THE good news for Tanzanians, especially future citizens of this great country, is that they are lucky to live in a country which has all the enviable qualities of becoming the richest in black Africa if not the whole continent.
This country, they say, is floating on oil, gas and the most expensive minerals one can think of; diamonds, gold, uranium and those other precious stones bearing complicated, funny and bizarre names plus , of course, Tanzanite - you name it all.
Only this week, the authorities dealing in oil and gas exploration and extraction told Tanzanians that they have just discovered another gas well somewhere in the southern regions.
Yes, this means more good news. These discoveries have attracted the attention of many gas and oil tycoons from all over the world. Not to be outdone, our so called local tycoons are also interested in this luscious cake and demand to take part in the business of 'eating' it.
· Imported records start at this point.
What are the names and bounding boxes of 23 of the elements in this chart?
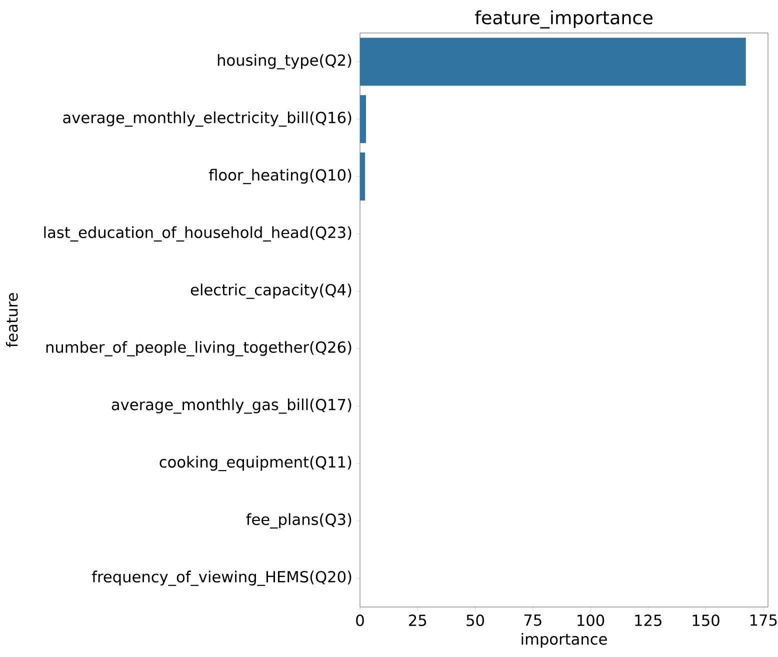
x-tick-label: 0 [356, 614, 364, 626]
x-tick-label: 25 [409, 614, 426, 626]
y-tick-label: housing_type(Q2) [218, 54, 352, 70]
x-tick-label: 175 [750, 614, 777, 626]
y-tick-label: last_education_of_household_head(Q23) [44, 226, 352, 242]
x-tick-label: 50 [466, 614, 484, 626]
bar [360, 38, 746, 86]
x-tick-label: 75 [524, 614, 542, 626]
x-tick-label: 100 [578, 614, 604, 626]
x-tick-label: 125 [635, 614, 662, 626]
y-tick-label: average_monthly_gas_bill(Q17) [112, 398, 352, 414]
y-tick-label: floor_heating(Q10) [208, 168, 352, 184]
y-tick-label: frequency_of_viewing_HEMS(Q20) [92, 570, 352, 586]
bar [360, 95, 366, 144]
chart-title: feature_importance [475, 10, 652, 28]
y-tick-label: cooking_equipment(Q11) [160, 456, 352, 472]
y-tick-label: fee_plans(Q3) [246, 513, 352, 529]
y-axis-title: feature [6, 293, 18, 348]
y-tick-label: number_of_people_living_together(Q26) [46, 341, 352, 356]
y-tick-label: average_monthly_electricity_bill(Q16) [63, 111, 352, 127]
y-tick-label: electric_capacity(Q4) [190, 284, 352, 299]
x-tick-label: 150 [692, 614, 720, 626]
x-axis-title: importance [522, 632, 607, 648]
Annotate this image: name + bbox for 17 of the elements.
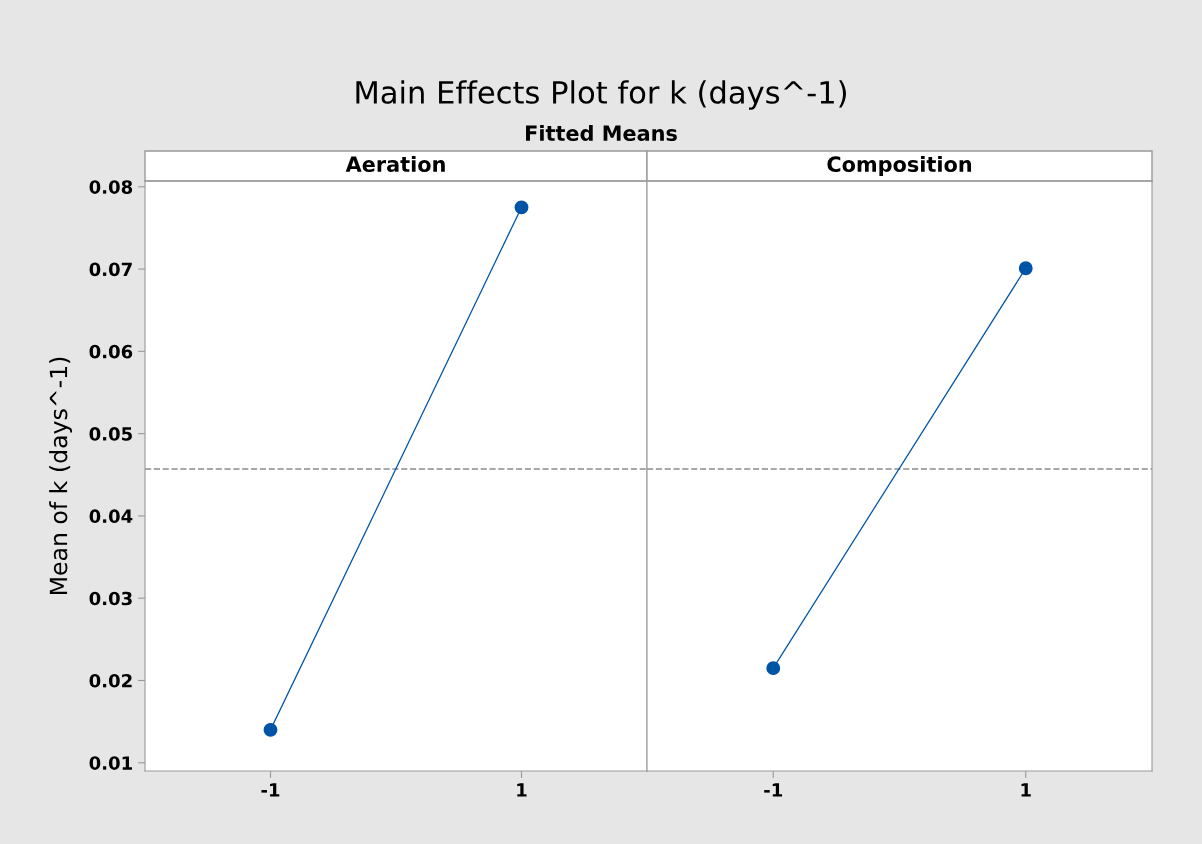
x-tick-label: -1	[261, 783, 280, 797]
x-tick-label: 1	[1021, 783, 1031, 797]
y-axis-title: Mean of k (days^-1)	[49, 357, 72, 595]
chart-subtitle: Fitted Means	[526, 124, 677, 142]
y-tick-label: 0.05	[89, 427, 132, 441]
x-axis-title: Composition	[827, 155, 972, 177]
x-axis-title: Aeration	[345, 155, 445, 173]
y-tick-label: 0.07	[89, 262, 132, 277]
y-tick-label: 0.08	[89, 180, 133, 194]
y-tick-label: 0.06	[89, 344, 133, 359]
y-tick-label: 0.01	[89, 756, 132, 770]
x-tick-label: -1	[764, 783, 783, 797]
y-tick-label: 0.02	[89, 673, 132, 688]
y-tick-label: 0.04	[89, 509, 133, 524]
chart-title: Main Effects Plot for k (days^-1)	[356, 80, 846, 110]
x-tick-label: 1	[517, 783, 527, 797]
y-tick-label: 0.03	[89, 591, 132, 606]
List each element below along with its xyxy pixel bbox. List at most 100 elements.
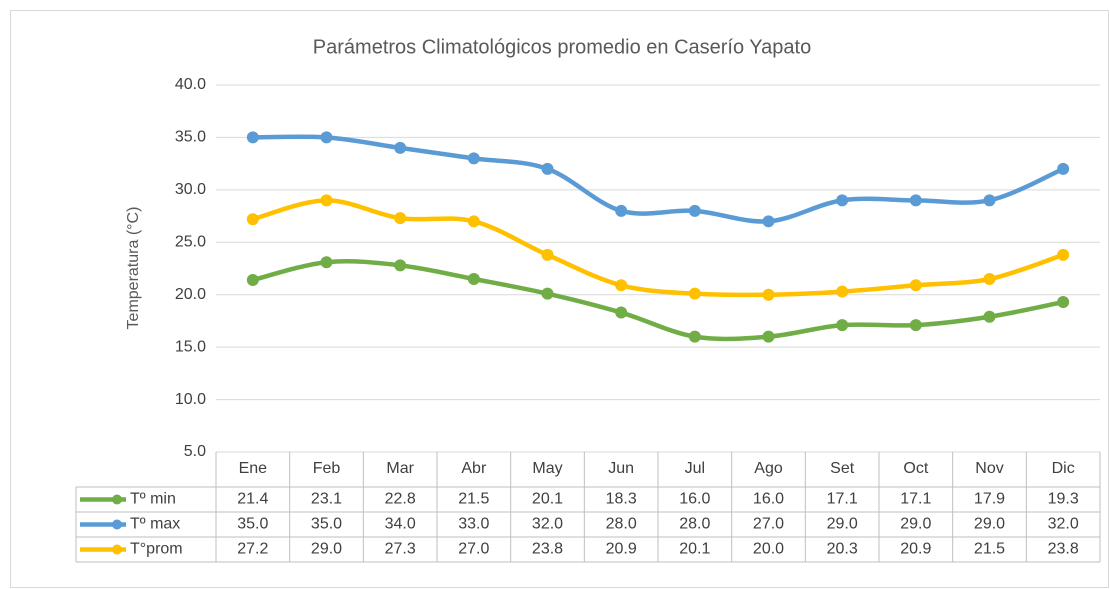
table-cell: 27.2 [237, 541, 268, 558]
table-cell: 17.1 [827, 491, 858, 508]
table-cell: 29.0 [900, 516, 931, 533]
data-point [246, 131, 259, 144]
data-point [320, 131, 333, 144]
legend-marker [112, 494, 122, 505]
chart-title: Parámetros Climatológicos promedio en Ca… [313, 36, 811, 58]
table-cell: 33.0 [458, 516, 489, 533]
data-point [762, 215, 775, 228]
x-tick-label: Feb [313, 460, 341, 477]
table-cell: 16.0 [753, 491, 784, 508]
x-tick-label: Nov [975, 460, 1003, 477]
data-point [983, 194, 996, 207]
data-point [246, 213, 259, 226]
data-point [394, 141, 407, 154]
series-line [250, 259, 1066, 342]
table-cell: 27.0 [458, 541, 489, 558]
table-cell: 23.1 [311, 491, 342, 508]
data-point [467, 152, 480, 165]
data-point [836, 194, 849, 207]
table-cell: 20.3 [827, 541, 858, 558]
table-cell: 21.5 [458, 491, 489, 508]
data-point [909, 194, 922, 207]
table-cell: 29.0 [974, 516, 1005, 533]
table-cell: 22.8 [385, 491, 416, 508]
x-tick-label: Jul [685, 460, 705, 477]
table-cell: 27.0 [753, 516, 784, 533]
data-point [394, 212, 407, 225]
data-point [615, 204, 628, 217]
x-tick-label: Jun [608, 460, 634, 477]
legend-label: Tº max [130, 516, 180, 533]
table-cell: 21.5 [974, 541, 1005, 558]
legend-marker [112, 544, 122, 555]
y-tick-label: 25.0 [175, 234, 206, 251]
table-cell: 29.0 [827, 516, 858, 533]
y-tick-label: 20.0 [175, 286, 206, 303]
data-point [762, 330, 775, 343]
legend-label: Tº min [130, 491, 176, 508]
data-point [688, 330, 701, 343]
chart-frame [10, 10, 1109, 588]
data-point [467, 215, 480, 228]
x-tick-label: Ene [239, 460, 268, 477]
y-tick-label: 30.0 [175, 181, 206, 198]
table-cell: 19.3 [1048, 491, 1079, 508]
data-point [615, 306, 628, 319]
table-cell: 27.3 [385, 541, 416, 558]
x-tick-label: Oct [903, 460, 928, 477]
data-point [688, 287, 701, 300]
data-point [1057, 248, 1070, 261]
data-point [836, 285, 849, 298]
x-tick-label: Dic [1052, 460, 1075, 477]
table-cell: 35.0 [237, 516, 268, 533]
data-point [909, 279, 922, 292]
y-tick-label: 35.0 [175, 129, 206, 146]
data-point [615, 279, 628, 292]
data-point [394, 259, 407, 272]
y-tick-label: 15.0 [175, 338, 206, 355]
table-cell: 32.0 [532, 516, 563, 533]
table-cell: 35.0 [311, 516, 342, 533]
table-cell: 32.0 [1048, 516, 1079, 533]
table-cell: 17.1 [900, 491, 931, 508]
table-cell: 28.0 [679, 516, 710, 533]
table-cell: 20.9 [900, 541, 931, 558]
data-point [541, 162, 554, 175]
table-cell: 20.1 [532, 491, 563, 508]
data-point [1057, 162, 1070, 175]
data-point [836, 319, 849, 332]
table-cell: 28.0 [606, 516, 637, 533]
data-point [246, 274, 259, 287]
y-tick-label: 5.0 [184, 443, 206, 460]
table-cell: 16.0 [679, 491, 710, 508]
data-point [320, 194, 333, 207]
data-point [983, 310, 996, 323]
x-tick-label: May [532, 460, 562, 477]
table-cell: 34.0 [385, 516, 416, 533]
data-point [1057, 296, 1070, 309]
table-cell: 23.8 [532, 541, 563, 558]
table-cell: 23.8 [1048, 541, 1079, 558]
table-cell: 20.1 [679, 541, 710, 558]
data-point [541, 248, 554, 261]
data-point [762, 288, 775, 301]
x-tick-label: Abr [461, 460, 487, 477]
x-tick-label: Mar [386, 460, 414, 477]
table-cell: 20.0 [753, 541, 784, 558]
y-tick-label: 40.0 [175, 76, 206, 93]
data-point [688, 204, 701, 217]
data-point [467, 272, 480, 285]
table-cell: 20.9 [606, 541, 637, 558]
legend-marker [112, 519, 122, 530]
y-axis-label: Temperatura (°C) [125, 207, 142, 330]
legend-label: T°prom [130, 541, 183, 558]
table-cell: 18.3 [606, 491, 637, 508]
table-cell: 21.4 [237, 491, 268, 508]
x-tick-label: Ago [754, 460, 783, 477]
table-cell: 29.0 [311, 541, 342, 558]
y-tick-label: 10.0 [175, 391, 206, 408]
table-cell: 17.9 [974, 491, 1005, 508]
data-point [983, 272, 996, 285]
data-point [909, 319, 922, 332]
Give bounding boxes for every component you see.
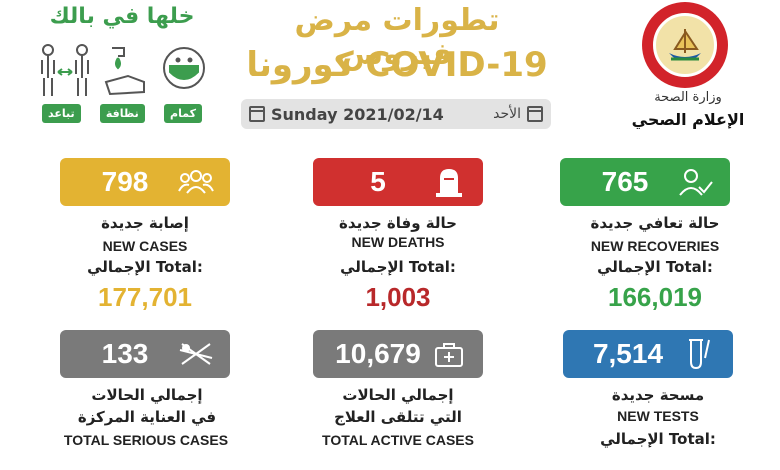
date-bar: Sunday 2021/02/14 الأحد: [241, 99, 551, 129]
new-tests-total-label: الإجمالي Total:: [600, 430, 716, 448]
new-deaths-label-ar: حالة وفاة جديدة: [339, 214, 457, 232]
mask-icon: [163, 47, 205, 89]
new-deaths-card: 5: [313, 158, 483, 206]
tag-cleanliness: نظافة: [99, 104, 145, 123]
new-recoveries-total-label: الإجمالي Total:: [597, 258, 713, 276]
new-recoveries-value: 765: [601, 166, 649, 197]
new-tests-card: 7,514: [563, 330, 733, 378]
calendar-icon: [527, 106, 543, 122]
active-cases-card: 10,679: [313, 330, 483, 378]
new-deaths-total-label: الإجمالي Total:: [340, 258, 456, 276]
precaution-tags: تباعد نظافة كمام: [42, 104, 202, 123]
new-deaths-label-en: NEW DEATHS: [351, 234, 445, 250]
people-icon: [176, 164, 216, 200]
new-deaths-total: 1,003: [365, 282, 431, 312]
active-cases-value: 10,679: [335, 338, 421, 369]
precaution-illustrations: [41, 44, 205, 96]
new-recoveries-total: 166,019: [608, 282, 702, 312]
active-label-ar-1: إجمالي الحالات: [342, 386, 454, 404]
active-label-en: TOTAL ACTIVE CASES: [322, 432, 474, 448]
medical-kit-icon: [429, 336, 469, 372]
serious-cases-card: 133: [60, 330, 230, 378]
new-cases-label-ar: إصابة جديدة: [101, 214, 189, 232]
new-deaths-value: 5: [370, 166, 386, 197]
new-recoveries-label-en: NEW RECOVERIES: [590, 238, 720, 254]
tag-distancing: تباعد: [42, 104, 81, 123]
logo-emblem: [653, 13, 717, 77]
new-cases-value: 798: [101, 166, 149, 197]
date-group: Sunday 2021/02/14: [249, 105, 444, 124]
ship-emblem-icon: [669, 29, 701, 61]
day-arabic: الأحد: [493, 106, 521, 122]
new-cases-total-label: الإجمالي Total:: [87, 258, 203, 276]
ministry-name: وزارة الصحة: [654, 90, 722, 105]
new-recoveries-card: 765: [560, 158, 730, 206]
new-cases-label-en: NEW CASES: [102, 238, 188, 254]
title-covid: كورونا COVID-19: [246, 45, 548, 85]
active-label-ar-2: التي تتلقى العلاج: [334, 408, 462, 426]
serious-cases-value: 133: [101, 338, 149, 369]
distancing-icon: [41, 44, 89, 96]
test-tube-icon: [679, 336, 719, 372]
serious-label-en: TOTAL SERIOUS CASES: [63, 432, 229, 448]
tombstone-icon: [429, 164, 469, 200]
new-cases-card: 798: [60, 158, 230, 206]
calendar-icon: [249, 106, 265, 122]
new-tests-value: 7,514: [592, 338, 664, 369]
title-arabic: تطورات مرض فيروس: [294, 3, 500, 72]
handwash-icon: [104, 47, 145, 96]
hospital-bed-icon: [176, 336, 216, 372]
date-english: Sunday 2021/02/14: [271, 104, 444, 124]
new-recoveries-label-ar: حالة تعافي جديدة: [590, 214, 720, 232]
tag-mask: كمام: [164, 104, 202, 123]
new-tests-label-en: NEW TESTS: [617, 408, 699, 424]
health-media-dept: الإعلام الصحي: [631, 110, 745, 129]
serious-label-ar-2: في العناية المركزة: [77, 408, 217, 426]
precaution-slogan: خلها في بالك: [49, 4, 195, 29]
serious-label-ar-1: إجمالي الحالات: [91, 386, 203, 404]
user-check-icon: [676, 164, 716, 200]
ministry-logo: [642, 2, 728, 88]
new-cases-total: 177,701: [98, 282, 192, 312]
day-group: الأحد: [493, 106, 543, 122]
new-tests-label-ar: مسحة جديدة: [611, 386, 705, 404]
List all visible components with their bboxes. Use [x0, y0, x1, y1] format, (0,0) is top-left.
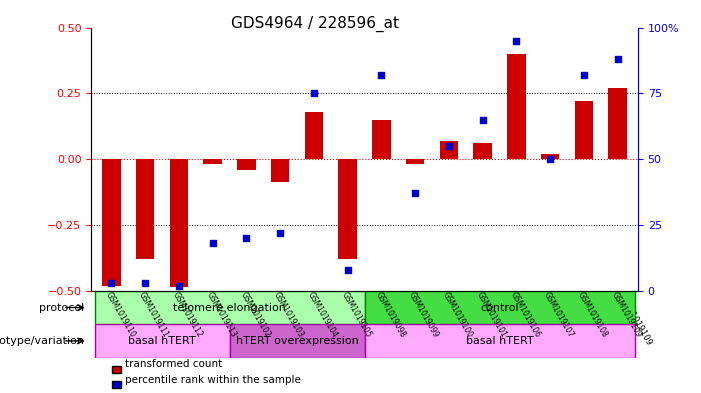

But we are told that gas and oil business is a very expensive undertaking; that it requires massive capital investment, but the returns are equally rewarding. According to people who think they know better about the business and the volume of capital needed in investing in it is too huge for local 'millionaires' to afford.
Obviously, this has infuriated many local rich guys who believe they are being deliberately frustrated out of envy. They demand to be taken in the fold by giving them special favour through formulating guided and guarded policies and laws that should put the indigenous investor at the top.
They have many reasons for demanding such favours, but the one I tend to agree with is that the returns from the investments will remain in Tanzania for the benefit of the country. It means that the returns will surely be ploughed back into more enterprises, thus opening up more employment opportunities for more Tanzanians and by extension improving life standards.
This compares negatively with benefits accrued from the business by foreign investors in the industry because most of it will be flighted home to benefit people of the investors.
Maybe those who have a business minds, those who have read some economic, especially those who are familiar with gas and oil economic intricacies can tell laymen like us whether this is a real situation. Is it true that there are no indigenous Tanzanians who can afford the investments required in the business?
Some quarters of the public allege that those local 'wealthy' ladies and gentlemen who want a share of the gas blocks have no real capacity to do so, but that they want to 'own' the blocks so that they can sell them later to 'real' investors at a profit.
Others allege that if our local tycoons enter into mining prospecting without much ado, why can't they do the same with gas and oil prospecting. If they can partner with foreign investors in the gem like Tanzanite, rubby, gold and others prospecting, why can't they do the same in oil and gas prospecting?
Or is it that even in the gem prospecting business our local 'wealthy' citizens are there in name only? Just as the government was inviting tenders for gas blocks recently there was another hue and cry by our rich local individuals demanding, among other things, deferment of the tendering process until a gas and oil policy that would guarantee local participation was in place.
As I was wondering who these millionaire Tanzanians were some organisation (Forbes) offered the names via local newspapers saying that the richest Tanzanian was Rostam Aziz, a fifth generation Tanzanian of Persian origin, putting his fortune at 1billion US Dollars.
Others on the list were Mohamed Dewji, Reginald Mengi, Said Salim Bakhresa, Gulam Dewji and Ali Mufuruki but not in that order, but everyone's fortune had been placed against his name. Some business minded people were wondering whether the listing of the most rich Tanzanians and their fortunes attached was coincidental with the gas blocks tendering.
That could be farfetched, as they say, but my less-financial-orientated mind found itself engaged in a raging debate as to whether I should ask the Tanzania Revenue Authority (TRA) to clarify on the authenticity of the figures against the names, in terms of taxes to the government.
I mean, do the taxes these rich Tanzanians pay to the TRA tally with the amount of wealth they own? I hope the TRA people are in a position to tell the public (if necessary) who the richest Tanzanians are by looking at the amount of taxes they pay and naturally if they do not pay, take legal action against them.